Tiens, vu que tu as lu, je te poste la suite, elle aussi courte et dans le même thème :

Solidaire

L’air froid brûle ses poumons. Le vent hurle à ses oreilles, et souffle si fort qu’il a dû planter sa lourde épée dans le sol glacé pour se maintenir au rebord de la montagne, face au vide devant lui. Ses cheveux sont si gelés que le moindre de ses mouvements les casse et les fait chuter, brisés, sur le sol. Ses paupières ne parviennent qu’à s’ouvrir à moitié, le souffle et le gel les agressant constamment.
Il y est : il a atteint le Pic de Shoggoth, il est sur le toit du monde selon les vieillards. Il est là où sont nés les premiers dragons, les créatures terrifiantes qui ont un jour détruit l’unité des Trois Royaumes. En se délectant de la chair des Trois Rois, qui assuraient conjointement la direction du monde connu, en ravageant les Trois Capitales et en brûlant les récoltes années après années, ces monstres ont précipité la Chute.

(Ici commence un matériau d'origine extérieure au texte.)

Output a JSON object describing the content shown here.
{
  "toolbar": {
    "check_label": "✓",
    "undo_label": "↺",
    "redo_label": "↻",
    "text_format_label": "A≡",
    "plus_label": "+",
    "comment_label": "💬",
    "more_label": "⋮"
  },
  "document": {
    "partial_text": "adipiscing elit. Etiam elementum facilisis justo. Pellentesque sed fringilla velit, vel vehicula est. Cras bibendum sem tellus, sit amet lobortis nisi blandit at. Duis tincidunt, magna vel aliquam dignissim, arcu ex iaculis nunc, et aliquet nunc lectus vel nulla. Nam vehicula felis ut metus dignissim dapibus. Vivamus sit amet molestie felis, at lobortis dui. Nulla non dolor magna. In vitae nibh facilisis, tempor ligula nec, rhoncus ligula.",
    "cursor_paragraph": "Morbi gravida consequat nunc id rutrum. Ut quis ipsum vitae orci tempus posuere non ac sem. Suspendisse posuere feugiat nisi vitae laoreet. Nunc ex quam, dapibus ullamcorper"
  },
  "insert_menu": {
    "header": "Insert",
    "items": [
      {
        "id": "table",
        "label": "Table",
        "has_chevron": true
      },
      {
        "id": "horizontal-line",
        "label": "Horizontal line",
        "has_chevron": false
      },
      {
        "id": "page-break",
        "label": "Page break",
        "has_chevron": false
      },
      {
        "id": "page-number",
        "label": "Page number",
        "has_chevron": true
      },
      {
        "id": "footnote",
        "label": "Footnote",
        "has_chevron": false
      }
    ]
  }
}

Depuis, les hommes ne font que survivre, n’essayant même plus de forger à nouveau des fondations solides pour redevenir quelque chose. L’espoir est mort depuis longtemps.
Désormais, les Royaumes ne sont plus, seules demeurent des cités plus ou moins fortifiées, plus ou moins aptes à survivre face aux hordes de trolls et d’elfes noirs qui sévissent encore par les chemins. Les dragons eux-mêmes reviennent parfois, retrouvant avec délice le goût de la chair humaine pour quelques festins irréguliers.

Cela fait vingt ans que le monde des hommes est tombé.
Cela fait vingt ans que lui, en haut du Pic de Shoggoth, le regard perdu dans le vide, a juré de découvrir le nid des dragons, ou d’au moins d’en apprendre plus sur eux pour les traquer et les assassiner. Ils doivent payer pour ce qu’ils ont fait au Roi Wayne.

Gravir le Pic de Shoggoth était son dernier espoir de trouver une trace de ces monstres. Il a marché dans tous les Royaumes Perdus, il a interrogé chaque survivant et personne n’a jamais su lui donner le moindre indice sur les dragons. Ils apparaissent après les nuages, fondant sur leurs victimes comme un cauchemar dans une nuit d’enfant, sans prévenir, sans doute et entourés d’une cape de ténèbres et de cendres.
Les flammes occupent rapidement leurs victimes, qui ne peuvent les détailler, avant que les hurlements des plus chanceux, ceux qui sont dévorés, ne rendent fous ceux qui ont l’horreur de périr par le feu ou de survivre.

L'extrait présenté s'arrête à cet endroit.